Glenn Greenwald über Selbstzensur durch Überwachung

von Kilian Vieth

“NSA: Die Schere im Kopf.” Basierend auf seinem auf Deutsch übersetzten Buch “Die globale Überwachung: Der Fall Snowden, die amerikanischen Geheimdienste und die Folgen“, dass wir bereits rezensiert haben, hat Greenwald einen Artikel in den Blättern veröffentlicht.
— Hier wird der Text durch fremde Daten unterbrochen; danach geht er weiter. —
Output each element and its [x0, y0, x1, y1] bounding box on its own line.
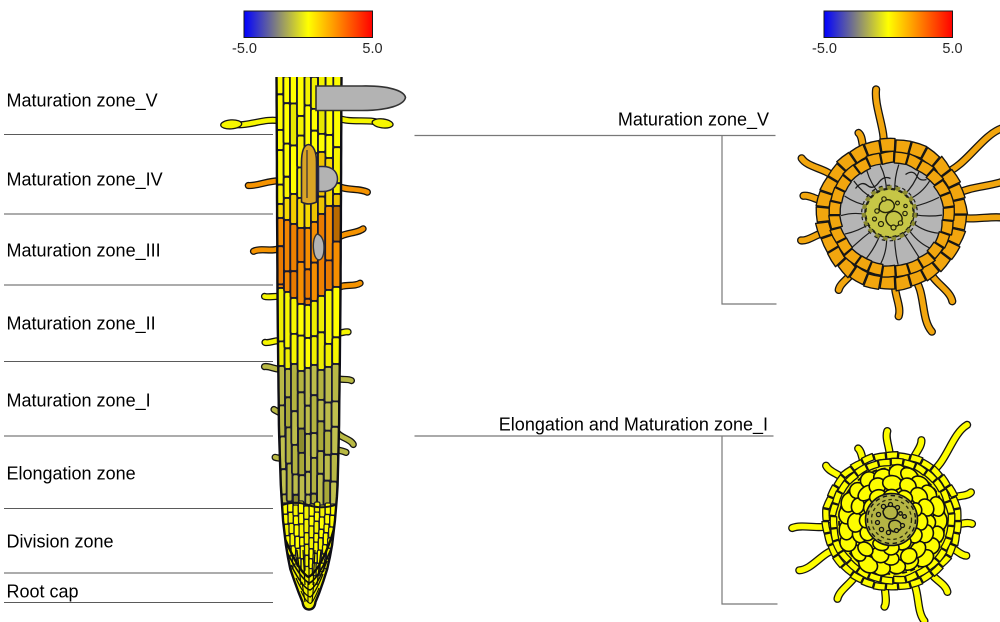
- svg-text:Division zone: Division zone: [7, 532, 114, 552]
- svg-text:Maturation zone_IV: Maturation zone_IV: [7, 170, 163, 191]
- svg-text:Maturation zone_III: Maturation zone_III: [7, 241, 161, 262]
- svg-text:Maturation zone_V: Maturation zone_V: [618, 110, 769, 131]
- svg-text:Maturation zone_I: Maturation zone_I: [7, 391, 151, 412]
- svg-text:Elongation zone: Elongation zone: [7, 464, 136, 484]
- svg-text:Maturation zone_V: Maturation zone_V: [7, 91, 158, 112]
- svg-text:Elongation and Maturation zone: Elongation and Maturation zone_I: [499, 415, 768, 436]
- svg-text:Maturation zone_II: Maturation zone_II: [7, 314, 156, 335]
- svg-text:5.0: 5.0: [942, 41, 962, 57]
- svg-text:Root cap: Root cap: [7, 582, 79, 602]
- svg-text:-5.0: -5.0: [812, 41, 837, 57]
- svg-text:-5.0: -5.0: [232, 41, 257, 57]
- svg-text:5.0: 5.0: [362, 41, 382, 57]
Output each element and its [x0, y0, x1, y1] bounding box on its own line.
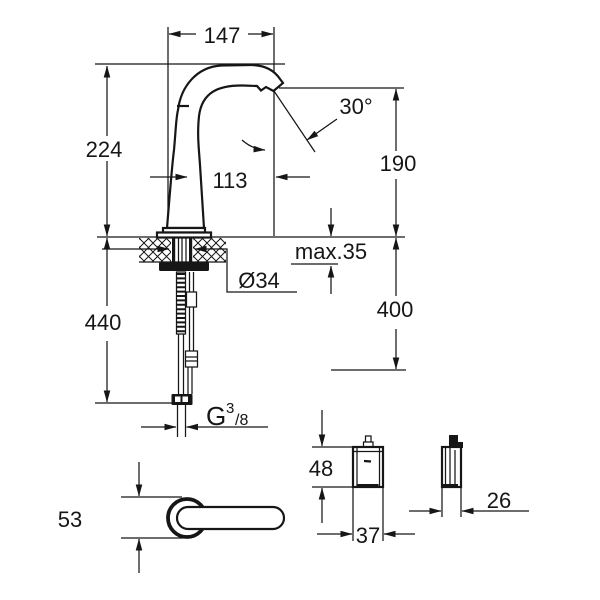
dimension-dia34: Ø34: [102, 245, 297, 293]
deck-hatch-left: [139, 238, 171, 262]
dimension-440: 440: [85, 237, 122, 403]
handle-top-view: 53: [58, 462, 286, 573]
faucet-body-outline: [165, 63, 285, 230]
box-indicator-dash: [363, 459, 372, 463]
dimension-113: 113: [150, 168, 310, 193]
faucet-profile: [155, 63, 285, 239]
thread-numerator-label: 3: [226, 400, 234, 417]
deck-hatch-right: [193, 238, 226, 262]
flexible-hose: [184, 272, 199, 394]
thread-denominator-label: /8: [235, 412, 248, 429]
dim-53-label: 53: [58, 507, 82, 532]
handle-lever: [175, 505, 286, 531]
threaded-stud: [175, 271, 187, 394]
dimension-48: 48: [309, 410, 333, 523]
dimension-37: 37: [317, 523, 415, 548]
dimension-400: 400: [377, 237, 414, 370]
dimension-53: 53: [58, 462, 143, 573]
thread-g-label: G: [206, 401, 226, 431]
dim-48-label: 48: [309, 456, 333, 481]
side-box-clip: [449, 435, 458, 447]
dim-440-label: 440: [85, 310, 122, 335]
mounting-shank: [172, 237, 193, 262]
angle-30-label: 30°: [339, 94, 372, 119]
dimension-224: 224: [86, 65, 123, 237]
max35-label: max.35: [295, 239, 367, 264]
dim-400-label: 400: [377, 297, 414, 322]
dim-26-label: 26: [487, 488, 511, 513]
control-box-front-view: 48 37: [309, 410, 415, 548]
dimension-190: 190: [380, 88, 417, 237]
side-box-foot: [443, 484, 458, 488]
mounting-nut: [159, 262, 209, 271]
hose-thread-connector: [171, 394, 193, 437]
box-foot: [357, 484, 379, 488]
dim-37-label: 37: [356, 523, 380, 548]
dim-190-label: 190: [380, 151, 417, 176]
faucet-base-flange: [155, 231, 213, 239]
control-box-side-view: 26: [409, 435, 529, 517]
dimension-147: 147: [168, 23, 274, 48]
outlet-angle-line: [273, 90, 316, 153]
side-box-body: [440, 445, 463, 489]
dimension-26: 26: [409, 488, 529, 515]
dim-224-label: 224: [86, 137, 123, 162]
dim-147-label: 147: [204, 23, 241, 48]
angle-arc-arrow: [241, 139, 266, 153]
angle-30-callout: 30°: [241, 90, 373, 153]
mounting-assembly: [139, 237, 226, 437]
dimension-max35: max.35: [295, 208, 367, 294]
side-box-clip-tab: [458, 442, 463, 448]
dim-113-label: 113: [212, 168, 247, 193]
dia34-label: Ø34: [238, 268, 280, 293]
thread-g38-callout: G 3 /8: [141, 400, 268, 431]
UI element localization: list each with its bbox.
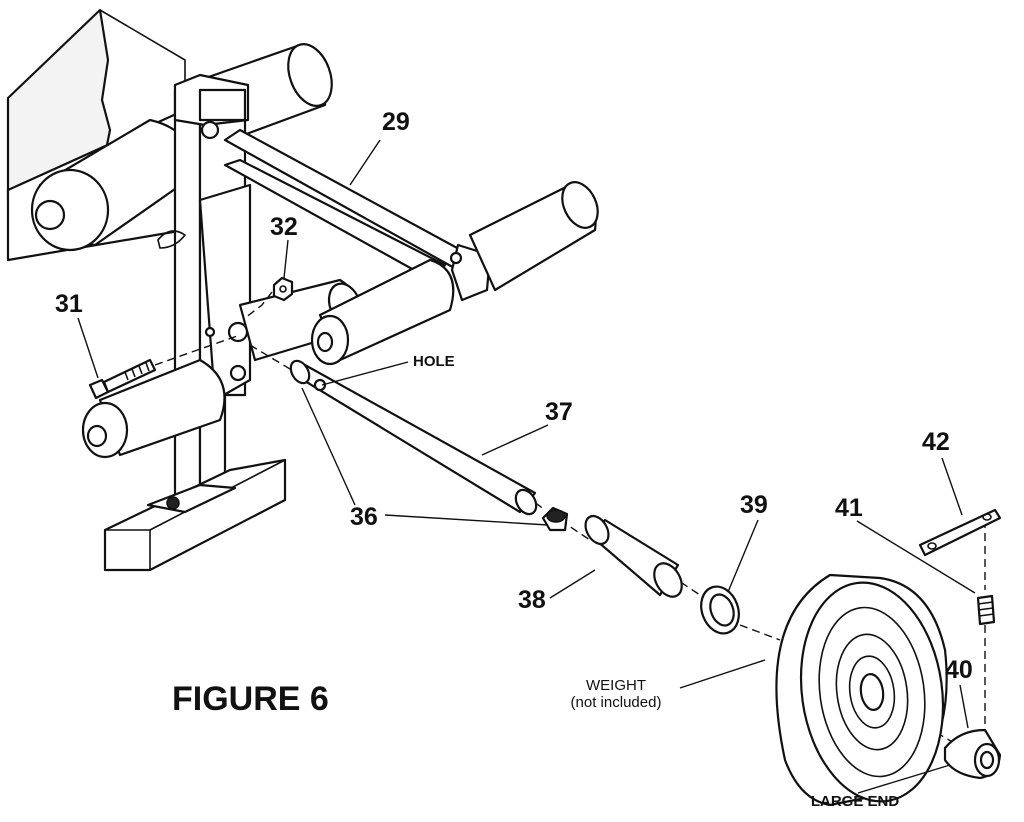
weight-label: WEIGHT <box>586 677 646 694</box>
lower-rollers <box>81 258 455 459</box>
nut-part-32 <box>244 276 294 319</box>
set-screw-part-41 <box>976 594 996 626</box>
upper-foam-roller-front <box>30 118 197 252</box>
callout-39: 39 <box>740 491 768 519</box>
base-foot <box>103 458 287 572</box>
figure-title: FIGURE 6 <box>172 680 329 718</box>
large-end-label: LARGE END <box>811 793 900 810</box>
upper-right-roller <box>468 181 599 292</box>
callout-41: 41 <box>835 494 863 522</box>
end-cap-part-36 <box>541 506 569 532</box>
weight-plate <box>775 573 948 807</box>
callout-36: 36 <box>350 503 378 531</box>
sleeve-part-38 <box>584 514 683 598</box>
weight-note-label: (not included) <box>571 694 662 711</box>
axle-tube-part-37 <box>289 359 538 516</box>
washer-part-39 <box>700 585 740 635</box>
callout-42: 42 <box>922 428 950 456</box>
callout-32: 32 <box>270 213 298 241</box>
callout-38: 38 <box>518 586 546 614</box>
callout-29: 29 <box>382 108 410 136</box>
bolt-part-31 <box>88 334 241 400</box>
assembly-axis-line <box>249 344 976 756</box>
hole-label: HOLE <box>413 353 455 370</box>
callout-40: 40 <box>945 656 973 684</box>
callout-37: 37 <box>545 398 573 426</box>
key-part-42 <box>918 508 1002 557</box>
collar-part-40 <box>943 728 1002 780</box>
leader-lines <box>77 139 976 794</box>
callout-31: 31 <box>55 290 83 318</box>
Kenntnisreich beschreibt Greenwald die Entwicklung und Auswirkungen von Überwachung in den USA. Wir wollen die Kernaussagen hier kurz zusammenfassen.

Überwachung ist Macht

Die USA erreichen durch das Sammeln aller Daten größtmögliche Macht – und bleiben gleichzeitig selbst gänzlich intransparent. Die allumfassende Überwachung durch die NSA ermöglicht die Kontrolle der ganzen Gesellschaft. Und genau diese Kontrolle ist Sinn und Zweck der Überwachungsmaßnahmen, wie Greenwald ausführlich darlegt. Er sagt, es liege im Wesen der Macht verankert, dass Widerstand gegen sie mit Verbrechen gleichgesetzt werde.
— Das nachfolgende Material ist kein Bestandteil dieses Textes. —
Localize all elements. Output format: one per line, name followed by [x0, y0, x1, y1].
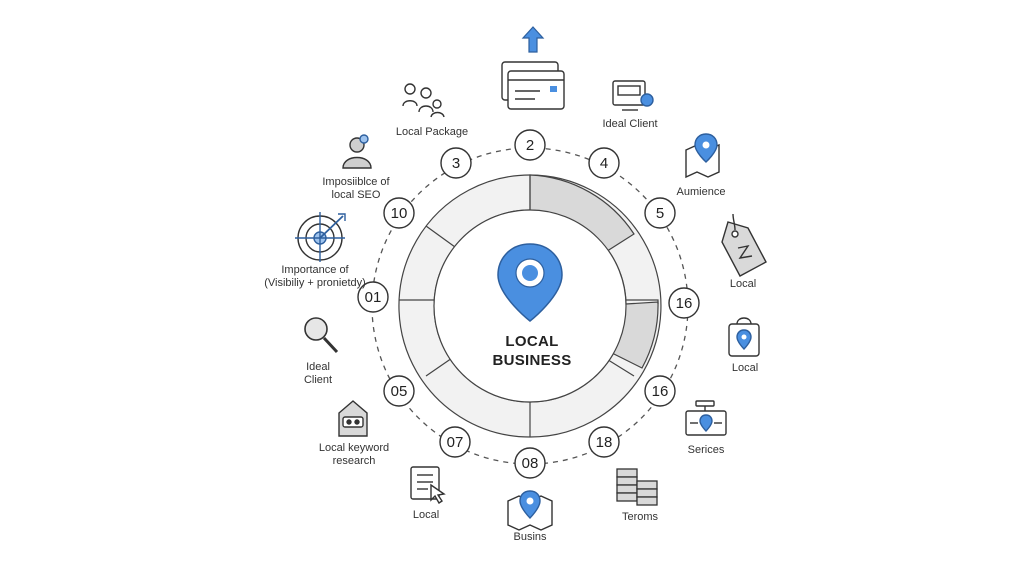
node-6: 08: [514, 447, 546, 479]
stack-icon: [616, 468, 658, 506]
node-label: 01: [365, 289, 382, 306]
cards-icon: [501, 61, 565, 110]
node-circle: [644, 197, 676, 229]
segment-bracket: [626, 299, 659, 304]
node-8: 05: [383, 375, 415, 407]
node-label: 2: [526, 137, 534, 154]
label-importance-line1: Importance of: [281, 264, 349, 276]
target-icon: [295, 212, 346, 262]
node-9: 01: [357, 281, 389, 313]
node-circle: [514, 129, 546, 161]
label-impossible-line1: Imposiiblce of: [322, 176, 390, 188]
center-title: LOCAL BUSINESS: [432, 332, 632, 370]
map-pin-icon: [685, 133, 720, 179]
node-circle: [383, 197, 415, 229]
node-circle: [644, 375, 676, 407]
node-circle: [514, 447, 546, 479]
node-circle: [357, 281, 389, 313]
label-local-keyword-line2: research: [332, 455, 376, 467]
document-cursor-icon: [410, 466, 446, 504]
label-importance: Importance of (Visibiliy + pronietdy): [250, 264, 380, 290]
bag-pin-icon: [728, 317, 760, 357]
node-4: 16: [644, 375, 676, 407]
center-pin-icon: [497, 243, 563, 322]
node-2: 5: [644, 197, 676, 229]
label-teroms: Teroms: [621, 511, 659, 523]
label-local-tag: Local: [729, 278, 757, 290]
node-label: 3: [452, 155, 460, 172]
label-local-bag: Local: [731, 362, 759, 374]
label-ideal-client-left-line1: Ideal: [306, 361, 330, 373]
label-serices: Serices: [687, 444, 725, 456]
label-ideal-client-top: Ideal Client: [602, 118, 658, 130]
node-circle: [440, 147, 472, 179]
label-impossible-line2: local SEO: [331, 189, 381, 201]
user-icon: [342, 134, 372, 169]
center-title-line2: BUSINESS: [492, 352, 572, 369]
node-label: 16: [652, 383, 669, 400]
node-11: 3: [440, 147, 472, 179]
node-7: 07: [439, 426, 471, 458]
label-local-doc: Local: [412, 509, 440, 521]
upload-arrow-icon: [521, 26, 545, 53]
label-local-keyword-line1: Local keyword: [318, 442, 390, 454]
node-circle: [588, 426, 620, 458]
node-circle: [668, 287, 700, 319]
price-tag-icon: [721, 213, 767, 277]
node-circle: [383, 375, 415, 407]
label-local-keyword: Local keyword research: [306, 442, 402, 468]
house-robot-icon: [338, 400, 368, 437]
label-ideal-client-left: Ideal Client: [296, 361, 340, 387]
node-circle: [588, 147, 620, 179]
node-0: 2: [514, 129, 546, 161]
magnifier-icon: [304, 317, 339, 354]
node-label: 08: [522, 455, 539, 472]
node-circle: [439, 426, 471, 458]
node-5: 18: [588, 426, 620, 458]
label-importance-line2: (Visibiliy + pronietdy): [264, 277, 366, 289]
node-3: 16: [668, 287, 700, 319]
node-10: 10: [383, 197, 415, 229]
node-label: 16: [676, 295, 693, 312]
node-label: 10: [391, 205, 408, 222]
node-label: 4: [600, 155, 608, 172]
label-ideal-client-left-line2: Client: [303, 374, 333, 386]
numbered-nodes: 2 4 5 16 16 18 08 07 05 01 10 3: [357, 129, 700, 479]
node-label: 18: [596, 434, 613, 451]
node-label: 5: [656, 205, 664, 222]
label-impossible: Imposiiblce of local SEO: [300, 176, 412, 202]
center-title-line1: LOCAL: [505, 333, 559, 350]
monitor-badge-icon: [612, 80, 654, 111]
label-local-package: Local Package: [395, 126, 469, 138]
segment-dividers: [399, 175, 635, 437]
node-label: 07: [447, 434, 464, 451]
node-label: 05: [391, 383, 408, 400]
label-aumience: Aumience: [676, 186, 726, 198]
label-business: Busins: [513, 531, 547, 543]
people-group-icon: [402, 83, 445, 118]
sign-pin-icon: [685, 400, 727, 436]
node-1: 4: [588, 147, 620, 179]
map-icon: [507, 490, 553, 531]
Überwachung fördert Konformität und Misstrauen

Die typische Rechtfertigung, staatliche Überwachung treffe nur die bösen Randgruppen und Staatsfeinde, war schon immer irreführend. Denn schon allein die Möglichkeit überwacht zu werden, führt zu angepasstem Verhalten und Selbstzensur, wie Greenwald anhand von Beispielen und Studien aufzeigt. Wenn die überwachenden Behörden argumentieren “solange du für uns bist, hast du nichts zu befürchten”, dann entstehe automatisch ein Druck abweichende Meinungen zu unterdrücken.

“Die Belege zeigen, dass man sich durch Versicherungen, die Überwachung richte sich nur gegen jene, die „etwas auf dem Kerbholz haben“, nicht beschwichtigen lassen darf, denn ein Staat wird reflexartig jede Bedrohung seiner Macht als Straftat betrachten.”
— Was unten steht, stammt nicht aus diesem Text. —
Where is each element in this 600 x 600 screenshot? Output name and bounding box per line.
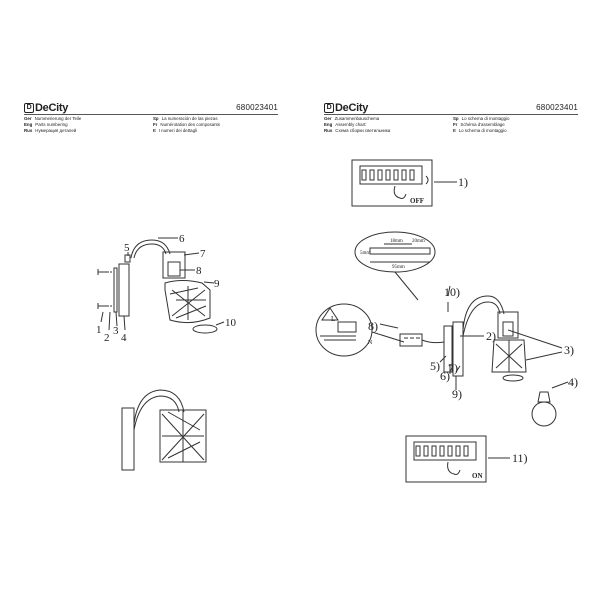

Laut Greenwald verbreitete sich so schon in den 1960er Jahren eine Paranoia in der amerikanischen Bürgerrechtsbewegung. Und die Angst der Aktivisten war mehr als gerechtfertigt, denn wie man heute wisse übertraf die Inlandsspionage unter J. Edgar Hoover schon damals die schlimmsten Befürchtungen.

Überwachung ermöglicht Denunziation

Rufschädigung und Angriffe auf die Glaubwürdigkeit von politischen Gegnern gehörten schon immer zum Repertoire von Geheimdiensten. Durch die Überwachung des Internets werden diese Techniken noch einfacher und effektiver. Greenwald zitiert Dokumente aus dem Snowden-Archiv die belegen sollen, dass beispielweise der britische GCHQ aktiv an der Weiterentwicklung von Maßnahmen zur Diskreditierung von Zielpersonen arbeite. Es hat eben doch jeder was zu verbergen.

Überwachung betrifft alle

Die NSA interessiert sich doch nicht für mich! – So mögen viele denken, ist aber leider falsch. Das Gefühl von der Totalüberwachung nicht betroffen zu sein ist eine Illusion, der viele allzu leicht nachlaufen. Das politische Klima kann schnell umschlagen. Schon der normale Wechsel von einer Regierungspartei zu einer anderen kann die Wahrnehmung von Überwachung fundamental verändern. Greenwald bezieht sich beispielweise auf den Regierungswechsel von George W. Bush zu Barack Obama: viele Demokraten, die unter Bush noch die NSA kritisierten, haben sich plötzlich zu Verteidigern der Massenüberwachung aufgeschwungen. Die Botschaft ist klar: Solange man sich zur Mehrheit zählt scheint Überwachung egal zu sein. Greenwald schreibt dazu:

“Aber die Freiheit einer Gesellschaft misst sich eben daran, wie sie mit Abweichlern und Randgruppen umgeht, nicht daran, wie sie ihre loyalen Mitglieder behandelt. Selbst in den schlimmsten Diktaturen der Welt sind die demütigen Unterstützer vor dem Missbrauch staatlicher Macht sicher.”

Staatlicher Machtmissbrauch geht also alle an, egal ob sie im Augenblick Kritik üben, oder nicht.